Co-Op Must 'Work To Rebuild Customer's Trust'
The chairman of the Co-operative Group has told Sky News that the mutual will need to work hard to rebuild customers' trust.
Ursula Lidbetter said the Co-op must also implement governance reform in the wake of chief executive Euan Sutherland's resignation.
"The situation we are in is very sad, but the basis of the organisation is still there," Ms Lidbetter told Sky's Poppy Trowbridge.
"Our members, our customers, our staff, the members who get involved in our democracy - they are such good people.
"The organisation, fundamentally, is really good and sound but we need to get the public's support back with us.
"It's all about customer confidence. It's about doing the right thing."
The Group confirmed a Sky News report this morning that Mr Sutherland had left his job, despite efforts by the board to change his mind.
Mr Sutherland resigned on a point of principle, citing the Group's structure as "ungovernable".
He was also known to be furious over a number of leaks to the media - leaks that he believed had come from the top of the organisation and included details of his pay.
Mr Sutherland said in a statement: "It is with great sadness that I have resigned as chief executive.
"I have given my all to the business and had hoped to be able to lead its revival. However, I now feel that until the Group adopts professional and commercial governance it will be impossible to implement what my team and I believe are the necessary changes and reforms to renew the Group and give it a relevant and sustainable future.
"Saving The Co-operative Bank and with it The Co-operative Group from administration was a huge task, but the changes required do not stop there, with fundamental modernisation needed to safeguard the 11 future for our 90,000 colleagues and millions of members.
"The Group must reduce its significant debt and drive major efficiencies and growth in all of its businesses, but to do so also urgently needs fundamental governance reform and a revitalised membership.
"I will not accept the retention payments and long term incentive payments previously agreed for the delivery and protection of value in the Group and the Bank, even though this was successfully delivered."
Ms Lidbetter confirmed Richard Pennycook - who was chief financial officer - had been appointed interim chief executive pending the appointment of a permanent successor to Mr Sutherland.
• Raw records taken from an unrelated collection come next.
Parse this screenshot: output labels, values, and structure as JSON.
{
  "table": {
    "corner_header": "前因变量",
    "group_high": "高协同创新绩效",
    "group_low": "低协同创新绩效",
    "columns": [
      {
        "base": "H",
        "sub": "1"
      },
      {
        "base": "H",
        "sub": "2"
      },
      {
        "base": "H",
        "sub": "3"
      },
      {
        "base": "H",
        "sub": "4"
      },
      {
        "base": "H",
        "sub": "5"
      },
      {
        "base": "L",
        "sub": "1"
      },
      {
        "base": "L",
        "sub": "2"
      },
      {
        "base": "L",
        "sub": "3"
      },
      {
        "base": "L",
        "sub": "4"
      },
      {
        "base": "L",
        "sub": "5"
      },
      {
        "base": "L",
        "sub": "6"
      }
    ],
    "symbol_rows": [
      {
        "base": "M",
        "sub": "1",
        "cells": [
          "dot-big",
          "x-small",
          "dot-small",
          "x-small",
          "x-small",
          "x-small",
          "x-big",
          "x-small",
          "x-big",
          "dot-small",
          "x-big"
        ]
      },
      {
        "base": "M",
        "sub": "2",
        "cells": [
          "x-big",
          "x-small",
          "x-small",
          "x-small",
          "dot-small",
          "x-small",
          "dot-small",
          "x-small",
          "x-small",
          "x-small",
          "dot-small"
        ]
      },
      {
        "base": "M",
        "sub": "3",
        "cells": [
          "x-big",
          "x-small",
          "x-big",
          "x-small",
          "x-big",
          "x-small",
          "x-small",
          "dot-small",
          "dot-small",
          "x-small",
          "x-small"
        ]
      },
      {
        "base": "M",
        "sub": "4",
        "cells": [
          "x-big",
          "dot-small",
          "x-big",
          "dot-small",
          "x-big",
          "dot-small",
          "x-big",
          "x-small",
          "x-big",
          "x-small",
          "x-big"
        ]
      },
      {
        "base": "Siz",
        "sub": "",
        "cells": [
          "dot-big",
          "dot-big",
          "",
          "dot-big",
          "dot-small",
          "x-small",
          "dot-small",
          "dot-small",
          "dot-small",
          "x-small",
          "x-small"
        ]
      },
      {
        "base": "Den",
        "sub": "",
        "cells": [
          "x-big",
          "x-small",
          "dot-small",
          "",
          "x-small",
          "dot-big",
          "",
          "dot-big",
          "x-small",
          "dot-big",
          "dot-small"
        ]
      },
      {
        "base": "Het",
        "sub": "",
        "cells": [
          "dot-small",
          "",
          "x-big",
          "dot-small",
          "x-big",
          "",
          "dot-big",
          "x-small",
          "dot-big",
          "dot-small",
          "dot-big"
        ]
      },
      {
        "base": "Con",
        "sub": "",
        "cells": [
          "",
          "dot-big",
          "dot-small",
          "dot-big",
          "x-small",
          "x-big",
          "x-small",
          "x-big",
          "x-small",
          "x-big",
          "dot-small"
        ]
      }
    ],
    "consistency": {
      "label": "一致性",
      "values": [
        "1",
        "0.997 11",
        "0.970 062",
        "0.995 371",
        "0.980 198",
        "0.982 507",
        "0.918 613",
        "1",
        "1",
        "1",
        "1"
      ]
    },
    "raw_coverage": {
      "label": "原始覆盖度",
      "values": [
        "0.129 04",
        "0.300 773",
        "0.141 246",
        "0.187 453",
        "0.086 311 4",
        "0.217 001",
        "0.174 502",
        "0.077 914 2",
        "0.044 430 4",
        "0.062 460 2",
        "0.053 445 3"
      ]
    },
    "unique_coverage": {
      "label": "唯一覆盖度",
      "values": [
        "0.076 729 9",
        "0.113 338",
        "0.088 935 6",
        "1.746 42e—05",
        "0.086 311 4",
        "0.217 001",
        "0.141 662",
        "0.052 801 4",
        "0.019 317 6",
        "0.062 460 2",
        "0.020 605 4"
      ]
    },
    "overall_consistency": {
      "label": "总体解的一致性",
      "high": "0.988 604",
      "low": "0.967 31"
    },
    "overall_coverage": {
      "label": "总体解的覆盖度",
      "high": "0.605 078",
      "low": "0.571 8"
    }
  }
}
She said she had accepted his resignation with "deep regret."
An emergency board meeting on Monday night - held to discuss Mr Sutherland's resignation - also proposed a restructuring that would result in the current 21-member board being disbanded and replaced by two different structures.
One would be a PLC-type board while the other would represent members.
Ms Lidbetter has described the planned reforms as urgent.
The decisions were taken following a crisis for the Co-op which has seen its banking operation subjected to regulatory scrutiny after control was lost to US hedge funds.
A £1.5bn black hole in the bank's balance sheet sparked the Co-op's problems but the restructuring of the lender left the Group with just a 30% stake.
Mr Sutherland's own role was in focus at the weekend over plans to raise his own pay to £3.6m despite the mutual's problems and an expected worst-ever loss for 2013 of £2bn, due to be announced at the end of the month.
The debate over rising awards at the Co-op began just weeks after Mr Sutherland admitted the Group had "lost touch" with customers.
At that time he launched an online poll so the public could make suggestions about its future direction.
A plan to sell parts of its business also left question marks over more than six thousand jobs.
Mr Sutherland has only been in the job since last April.
He expressed fury about media leaks on Sunday in a Facebook posting to an employees' group after the news on pay awards appeared in a national newspaper.
He said: "I'm very sorry to have to report that we have had yet another leak to the media.
"This time it is to the Observer newspaper and concerns levels of annual Executive remuneration, including my salary, and also proposed changes to the Group Executive team.
"It appears that, once again, the leak has come from our Group Boardroom.
"We seem to have an individual, or individuals, determined to undermine me personally, my team and the rest of the Group Board regardless of the uncertainty and disruption this causes to our 90,000 colleagues and our supportive members.
"Despite this, I am determined that we will see through the vital transformation of our business."